Laporan Jurnalis Tribunnews.com Rahmat W Nugraha
TRIBUNNEWS.COM, JAKARTA – Pakar hukum tata negara Bivitri Susanti mengkritisi aturan izin pengelolaan pertambangan bagi organisasi keagamaan. Menurutnya, kebijakan tersebut salah.
Seperti diketahui, Presiden Jokowi mengalokasikan Wilayah Izin Pertambangan Khusus (WIUPK) kepada ormas keagamaan.
Kebijakan tersebut tertuang dalam Peraturan Pemerintah (PP) Nomor 25 Tahun 2024 tentang Perubahan Atas Peraturan Pemerintah Nomor 96 Tahun 2021 tentang Penyelenggaraan Kegiatan di Bidang Pertambangan Mineral dan Batubara (Minerba).
“Ini kebijakan yang salah. Saya kira ada kaitannya dengan balas budi pada Pilpres lalu,” kata Bivitri kepada awak media di Jakarta, Senin (6/10/2024).
Bivitri mengatakan itu bukan sekadar cara membalas budi. Namun di masa depan, organisasi massa keagamaan bisa saja menjadi instrumen politik.
“Pada saat yang sama, tidak hanya dengan membalas budi, tetapi nantinya ormas-ormas besar juga bisa masuk dalam koalisi negara,” jelasnya.

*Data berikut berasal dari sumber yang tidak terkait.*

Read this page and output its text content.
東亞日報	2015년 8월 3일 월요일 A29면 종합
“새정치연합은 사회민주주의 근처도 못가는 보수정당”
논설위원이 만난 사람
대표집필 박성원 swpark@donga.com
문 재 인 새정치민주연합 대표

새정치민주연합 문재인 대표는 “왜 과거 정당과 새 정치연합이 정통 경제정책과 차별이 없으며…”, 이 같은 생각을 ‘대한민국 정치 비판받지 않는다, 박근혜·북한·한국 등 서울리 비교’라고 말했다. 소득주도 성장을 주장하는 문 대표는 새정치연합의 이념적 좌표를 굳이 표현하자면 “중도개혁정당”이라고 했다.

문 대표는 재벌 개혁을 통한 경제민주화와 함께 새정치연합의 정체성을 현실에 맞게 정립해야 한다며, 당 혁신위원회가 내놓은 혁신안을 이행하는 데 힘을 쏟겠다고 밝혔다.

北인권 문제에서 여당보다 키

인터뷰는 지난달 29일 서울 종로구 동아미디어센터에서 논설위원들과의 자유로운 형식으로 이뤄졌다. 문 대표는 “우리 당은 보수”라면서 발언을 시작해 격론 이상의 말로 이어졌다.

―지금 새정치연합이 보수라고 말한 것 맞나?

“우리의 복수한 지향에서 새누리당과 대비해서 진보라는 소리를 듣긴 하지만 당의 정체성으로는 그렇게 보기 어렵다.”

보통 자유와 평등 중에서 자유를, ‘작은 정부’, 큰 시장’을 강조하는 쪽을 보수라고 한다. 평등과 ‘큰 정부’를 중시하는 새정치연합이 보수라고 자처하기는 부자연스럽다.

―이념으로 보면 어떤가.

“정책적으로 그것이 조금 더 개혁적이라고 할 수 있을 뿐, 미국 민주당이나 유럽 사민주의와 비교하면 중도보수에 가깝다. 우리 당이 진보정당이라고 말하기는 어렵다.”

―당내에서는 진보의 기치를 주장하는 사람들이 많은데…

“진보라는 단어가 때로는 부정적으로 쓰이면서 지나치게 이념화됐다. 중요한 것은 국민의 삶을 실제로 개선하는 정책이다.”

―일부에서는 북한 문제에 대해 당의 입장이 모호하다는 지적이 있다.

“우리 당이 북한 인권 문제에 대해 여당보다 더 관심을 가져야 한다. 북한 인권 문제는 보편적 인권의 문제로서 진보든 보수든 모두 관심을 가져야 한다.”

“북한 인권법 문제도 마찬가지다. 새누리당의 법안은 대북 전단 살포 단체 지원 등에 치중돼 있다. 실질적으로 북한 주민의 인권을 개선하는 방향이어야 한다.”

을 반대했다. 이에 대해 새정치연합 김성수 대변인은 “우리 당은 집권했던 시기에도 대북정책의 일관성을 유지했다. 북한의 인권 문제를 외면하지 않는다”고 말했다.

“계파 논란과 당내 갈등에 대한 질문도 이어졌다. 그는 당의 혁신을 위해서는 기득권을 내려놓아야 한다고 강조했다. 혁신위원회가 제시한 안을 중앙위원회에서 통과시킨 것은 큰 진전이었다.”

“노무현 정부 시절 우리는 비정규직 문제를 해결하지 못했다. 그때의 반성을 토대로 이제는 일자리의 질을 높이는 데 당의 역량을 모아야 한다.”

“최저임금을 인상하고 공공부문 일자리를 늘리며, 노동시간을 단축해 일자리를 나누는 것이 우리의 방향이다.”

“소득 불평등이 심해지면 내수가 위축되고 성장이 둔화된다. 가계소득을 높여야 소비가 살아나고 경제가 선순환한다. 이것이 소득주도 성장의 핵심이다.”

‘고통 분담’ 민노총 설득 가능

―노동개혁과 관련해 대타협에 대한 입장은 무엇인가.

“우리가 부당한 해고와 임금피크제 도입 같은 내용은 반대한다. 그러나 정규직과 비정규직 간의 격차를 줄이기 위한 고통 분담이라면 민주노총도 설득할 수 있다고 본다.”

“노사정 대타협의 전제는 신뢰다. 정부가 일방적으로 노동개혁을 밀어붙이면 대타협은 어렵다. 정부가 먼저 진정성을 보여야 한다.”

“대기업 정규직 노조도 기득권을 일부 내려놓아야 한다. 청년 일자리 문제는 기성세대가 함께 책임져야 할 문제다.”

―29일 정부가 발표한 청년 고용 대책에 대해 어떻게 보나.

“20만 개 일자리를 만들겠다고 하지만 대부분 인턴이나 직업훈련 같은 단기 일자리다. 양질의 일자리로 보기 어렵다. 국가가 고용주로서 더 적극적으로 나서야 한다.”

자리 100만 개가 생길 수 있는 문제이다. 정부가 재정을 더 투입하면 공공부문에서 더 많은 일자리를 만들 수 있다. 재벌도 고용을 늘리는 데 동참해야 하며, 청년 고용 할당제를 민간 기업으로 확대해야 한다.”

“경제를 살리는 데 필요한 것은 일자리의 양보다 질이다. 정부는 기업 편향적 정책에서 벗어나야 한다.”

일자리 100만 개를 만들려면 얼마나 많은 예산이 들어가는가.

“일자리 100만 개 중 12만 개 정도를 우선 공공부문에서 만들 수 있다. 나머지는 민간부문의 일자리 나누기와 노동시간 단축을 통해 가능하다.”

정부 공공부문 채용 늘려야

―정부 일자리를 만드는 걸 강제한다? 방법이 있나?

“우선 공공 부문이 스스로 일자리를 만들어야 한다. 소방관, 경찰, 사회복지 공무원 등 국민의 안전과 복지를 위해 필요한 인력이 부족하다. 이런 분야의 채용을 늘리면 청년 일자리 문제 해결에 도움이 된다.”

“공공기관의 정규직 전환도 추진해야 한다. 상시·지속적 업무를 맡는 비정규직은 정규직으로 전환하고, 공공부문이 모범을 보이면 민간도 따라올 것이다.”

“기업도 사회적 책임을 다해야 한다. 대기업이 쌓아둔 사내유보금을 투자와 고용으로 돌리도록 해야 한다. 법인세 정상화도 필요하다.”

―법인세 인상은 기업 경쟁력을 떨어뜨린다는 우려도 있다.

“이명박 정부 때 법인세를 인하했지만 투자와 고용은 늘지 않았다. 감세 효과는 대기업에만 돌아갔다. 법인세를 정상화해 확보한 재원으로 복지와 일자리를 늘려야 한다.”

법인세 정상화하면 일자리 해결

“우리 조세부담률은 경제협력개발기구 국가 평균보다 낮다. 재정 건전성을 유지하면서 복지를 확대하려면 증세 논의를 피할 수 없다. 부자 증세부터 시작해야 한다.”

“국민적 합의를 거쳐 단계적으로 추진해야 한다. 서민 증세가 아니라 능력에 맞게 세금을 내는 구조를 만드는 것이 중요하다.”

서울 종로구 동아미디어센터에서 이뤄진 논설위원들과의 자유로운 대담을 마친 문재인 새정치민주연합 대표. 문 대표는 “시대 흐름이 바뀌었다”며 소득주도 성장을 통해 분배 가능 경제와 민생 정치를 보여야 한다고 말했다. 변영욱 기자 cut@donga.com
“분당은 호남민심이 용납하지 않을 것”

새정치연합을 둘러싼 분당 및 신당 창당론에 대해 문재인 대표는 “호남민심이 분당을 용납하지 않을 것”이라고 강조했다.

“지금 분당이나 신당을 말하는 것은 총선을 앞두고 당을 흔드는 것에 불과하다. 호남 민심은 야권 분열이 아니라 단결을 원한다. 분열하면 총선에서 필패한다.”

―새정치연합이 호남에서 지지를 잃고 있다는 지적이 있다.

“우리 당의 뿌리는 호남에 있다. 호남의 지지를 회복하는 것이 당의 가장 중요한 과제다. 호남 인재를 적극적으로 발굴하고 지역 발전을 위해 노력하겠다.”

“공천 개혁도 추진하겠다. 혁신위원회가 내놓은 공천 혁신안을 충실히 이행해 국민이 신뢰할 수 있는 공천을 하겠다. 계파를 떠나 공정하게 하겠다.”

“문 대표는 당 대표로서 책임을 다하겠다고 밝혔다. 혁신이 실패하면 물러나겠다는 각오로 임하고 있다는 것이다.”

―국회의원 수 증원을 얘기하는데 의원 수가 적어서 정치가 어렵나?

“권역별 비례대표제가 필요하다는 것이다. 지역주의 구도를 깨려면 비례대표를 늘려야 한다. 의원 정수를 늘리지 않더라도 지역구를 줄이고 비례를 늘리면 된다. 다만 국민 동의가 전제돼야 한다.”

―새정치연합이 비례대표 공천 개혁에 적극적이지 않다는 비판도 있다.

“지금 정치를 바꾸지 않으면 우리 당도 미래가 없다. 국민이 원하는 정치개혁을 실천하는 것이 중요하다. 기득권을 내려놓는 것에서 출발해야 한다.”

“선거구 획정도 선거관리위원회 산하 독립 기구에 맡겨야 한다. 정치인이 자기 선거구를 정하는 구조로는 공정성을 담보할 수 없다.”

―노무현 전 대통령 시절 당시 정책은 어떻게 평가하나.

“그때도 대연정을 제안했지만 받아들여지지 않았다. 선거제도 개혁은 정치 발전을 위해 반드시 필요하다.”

Sebelumnya, Ketua Umum PBNU KH Yahya Cholil Staquf mengaku pihaknya mengusulkan pengelolaan tambang tersebut kepada pemerintah.
Aplikasi ini dibuat sesuai dengan kebijakan pemerintah baru yang mengizinkan organisasi masyarakat mengelola tambang.
“Jadi sebenarnya kami ajukan setelah pemerintah mengeluarkan Revisi PP Nomor 96 Tahun 2021 yang membolehkan organisasi gereja mendapat izin pertambangan, permohonan itupun kami ajukan. Sekarang masih dalam proses, seperti Perpres dan lain-lain. Kita lihat nanti,” kata Gus Yahya dalam jumpa pers di kantor PBNU, Jln Kramat Raya, Jakarta, Kamis (6/6/2024).
Diakui Gus Yahya, pengelola tambang ini membutuhkan PBNU untuk membiayai organisasinya. Menurut Gus Yahya, kondisi masyarakat di lapisan bawah kini memerlukan intervensi keuangan.
Sehingga pendapatan dari pengelolaan tambang dapat membantu keuangan organisasi.
Sementara itu, Pimpinan Pusat (PP) Muhammadiyah mengaku tak ingin terburu-buru dengan kebijakan baru pemerintah mengenai izin pertambangan bagi organisasi keagamaan.
Ketua PP Muhammadiyah Kiai Saad Ibrahim mengatakan, pihaknya akan mempertimbangkannya lebih dalam dengan mempertimbangkan berbagai kelebihan dan kekurangannya.
Kiai Saad menegaskan, masih belum ada surat masuk atau pemberitahuan resmi dari pemerintah kepada Muhammadiyah terkait Izin Usaha Pertambangan (IUP).
“Apalagi suratnya mungkin belum sampai. “Tetapi dalam konteks yang lebih umum, saya membaca bahwa ini adalah ormas, jadi Muhammadiyah adalah bagian dari ormas itu, tapi kita coba perbaiki dulu dan seterusnya,” kata Saad.